Carl Linnæus, em meados do século XVIII, formalizou a nomenclatura científica binomial das espécies utilizada nos dias de hoje, após os primeiros esforços de simplificação pelo botânico do século anterior Caspar Bauhin. Os nomes das espécies são compostos por duas partes (o género e o epíteto específico - binomial), e obedecem a um Código Internacional de Nomenclatura. Por exemplo, a nossa erva-azeda-amarela é Oxalis pes-caprae. O primeiro nome corresponde ao género - Oxalis – que significa “azedo, picante” em latim e o epíteto específico pes-caprae particulariza o género e significa “pé-de-cabra”. Oxalis remete assim ao ácido oxálico que lhe dá o sabor azedo e pes-caprae à forma de cada que constitui as folhas. Há mais de quinhentas espécies do género Oxalis, por exemplo a Oxalis purpurea conhecida por trevo-azedo-rosa é muito semelhante à erva-azeda-amarela, mas as flores são de cor púrpura.

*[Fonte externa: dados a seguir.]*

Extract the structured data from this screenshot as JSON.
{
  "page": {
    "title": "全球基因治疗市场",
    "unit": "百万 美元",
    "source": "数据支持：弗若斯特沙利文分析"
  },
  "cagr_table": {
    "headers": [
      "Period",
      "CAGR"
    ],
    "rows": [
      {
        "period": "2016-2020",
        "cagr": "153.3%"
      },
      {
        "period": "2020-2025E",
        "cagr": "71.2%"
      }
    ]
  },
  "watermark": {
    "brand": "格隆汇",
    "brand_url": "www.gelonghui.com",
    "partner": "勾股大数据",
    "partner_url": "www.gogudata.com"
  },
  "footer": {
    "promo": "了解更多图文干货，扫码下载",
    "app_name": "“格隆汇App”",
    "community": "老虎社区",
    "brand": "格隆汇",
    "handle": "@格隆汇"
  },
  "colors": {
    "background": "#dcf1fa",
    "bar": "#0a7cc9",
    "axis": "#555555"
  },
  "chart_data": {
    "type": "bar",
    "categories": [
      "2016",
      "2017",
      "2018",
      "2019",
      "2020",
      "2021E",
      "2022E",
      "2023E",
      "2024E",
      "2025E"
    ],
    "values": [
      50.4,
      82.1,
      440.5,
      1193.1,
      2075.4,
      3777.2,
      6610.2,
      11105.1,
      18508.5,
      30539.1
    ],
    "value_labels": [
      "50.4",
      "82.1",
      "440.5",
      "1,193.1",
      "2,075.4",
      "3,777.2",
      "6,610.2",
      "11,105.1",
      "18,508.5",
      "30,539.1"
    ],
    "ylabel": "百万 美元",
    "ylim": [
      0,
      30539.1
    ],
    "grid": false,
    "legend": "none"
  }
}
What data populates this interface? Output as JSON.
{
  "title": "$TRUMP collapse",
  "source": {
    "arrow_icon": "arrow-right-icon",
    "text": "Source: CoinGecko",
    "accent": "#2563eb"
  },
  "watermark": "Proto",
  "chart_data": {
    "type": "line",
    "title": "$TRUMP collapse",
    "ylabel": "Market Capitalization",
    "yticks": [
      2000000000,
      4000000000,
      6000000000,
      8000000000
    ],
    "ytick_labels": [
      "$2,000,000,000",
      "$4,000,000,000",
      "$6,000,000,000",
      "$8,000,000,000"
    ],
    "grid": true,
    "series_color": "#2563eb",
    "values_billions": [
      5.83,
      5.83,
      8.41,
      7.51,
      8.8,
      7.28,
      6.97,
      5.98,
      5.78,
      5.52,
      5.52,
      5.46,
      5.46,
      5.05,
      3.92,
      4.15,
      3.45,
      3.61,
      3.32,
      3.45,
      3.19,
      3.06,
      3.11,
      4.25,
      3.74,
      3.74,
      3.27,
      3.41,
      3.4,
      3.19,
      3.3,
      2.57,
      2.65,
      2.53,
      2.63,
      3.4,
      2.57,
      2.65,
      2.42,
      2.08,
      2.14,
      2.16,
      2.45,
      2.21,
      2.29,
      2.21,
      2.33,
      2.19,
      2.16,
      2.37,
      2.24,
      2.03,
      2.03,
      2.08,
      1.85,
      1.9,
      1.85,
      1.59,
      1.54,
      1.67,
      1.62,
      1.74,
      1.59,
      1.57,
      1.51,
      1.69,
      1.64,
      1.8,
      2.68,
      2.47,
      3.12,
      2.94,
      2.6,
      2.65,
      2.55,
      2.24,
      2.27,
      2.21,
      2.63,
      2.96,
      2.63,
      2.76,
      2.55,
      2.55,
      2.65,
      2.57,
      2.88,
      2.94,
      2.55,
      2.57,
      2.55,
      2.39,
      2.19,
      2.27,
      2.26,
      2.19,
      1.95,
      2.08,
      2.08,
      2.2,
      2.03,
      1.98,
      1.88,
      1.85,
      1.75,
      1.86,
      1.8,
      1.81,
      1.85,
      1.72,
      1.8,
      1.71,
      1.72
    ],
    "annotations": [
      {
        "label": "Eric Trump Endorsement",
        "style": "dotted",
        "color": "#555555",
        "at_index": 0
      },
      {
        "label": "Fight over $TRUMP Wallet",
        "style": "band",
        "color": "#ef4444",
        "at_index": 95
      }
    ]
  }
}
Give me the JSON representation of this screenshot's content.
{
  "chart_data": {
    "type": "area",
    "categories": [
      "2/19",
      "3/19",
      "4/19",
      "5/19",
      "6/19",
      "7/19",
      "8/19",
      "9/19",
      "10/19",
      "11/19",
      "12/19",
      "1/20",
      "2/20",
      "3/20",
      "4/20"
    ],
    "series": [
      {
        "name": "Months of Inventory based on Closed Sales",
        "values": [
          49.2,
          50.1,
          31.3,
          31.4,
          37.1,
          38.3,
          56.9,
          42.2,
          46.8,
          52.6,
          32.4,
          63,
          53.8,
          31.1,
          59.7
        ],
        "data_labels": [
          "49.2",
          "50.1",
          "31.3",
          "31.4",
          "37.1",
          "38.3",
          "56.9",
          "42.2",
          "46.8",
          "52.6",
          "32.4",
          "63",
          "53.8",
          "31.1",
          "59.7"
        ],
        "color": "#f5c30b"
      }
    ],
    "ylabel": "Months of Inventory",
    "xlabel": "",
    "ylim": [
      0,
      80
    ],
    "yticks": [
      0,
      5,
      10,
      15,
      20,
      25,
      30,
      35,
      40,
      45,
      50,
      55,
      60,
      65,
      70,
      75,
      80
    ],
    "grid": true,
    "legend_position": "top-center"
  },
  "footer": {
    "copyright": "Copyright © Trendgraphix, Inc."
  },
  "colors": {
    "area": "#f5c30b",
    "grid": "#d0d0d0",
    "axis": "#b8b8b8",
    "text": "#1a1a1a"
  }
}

Assim, os nomes comuns e os científicos são algo próximos na sua essência. Carregam tradições, significados, características, homenagens e até alusões culturais, penetrando na literatura e no cinema. É o caso da Begonia darthvaderiana, uma begónia com folhas negras, inspirada no vilão Darth Vader da Guerra das Estrelas. Outro exemplo recente é a planta Mandevilla sherlockii, que expressa o carácter detectivesco de taxonomistas e investigadores à semelhança do detective e botânico amador Sherlock Holmes, personagem de ficção da literatura britânica. Já a espécie gigante carnívora Nephentes attenboroughii homenageia o naturalista e comunicador David Attenborough, e a Paeonia broteri (rosa-albardeira) o botânico português contemporâneo de Linnæus, Felix Avelar Brotero.

E já agora, quando encontrarem nomes científicos com o epíteto officinalis lembrem-se que terá propriedades medicinais, que vulgaris significa comum, sativus, cultivado, edulis, comestível e pulcherrima, a mais bonita.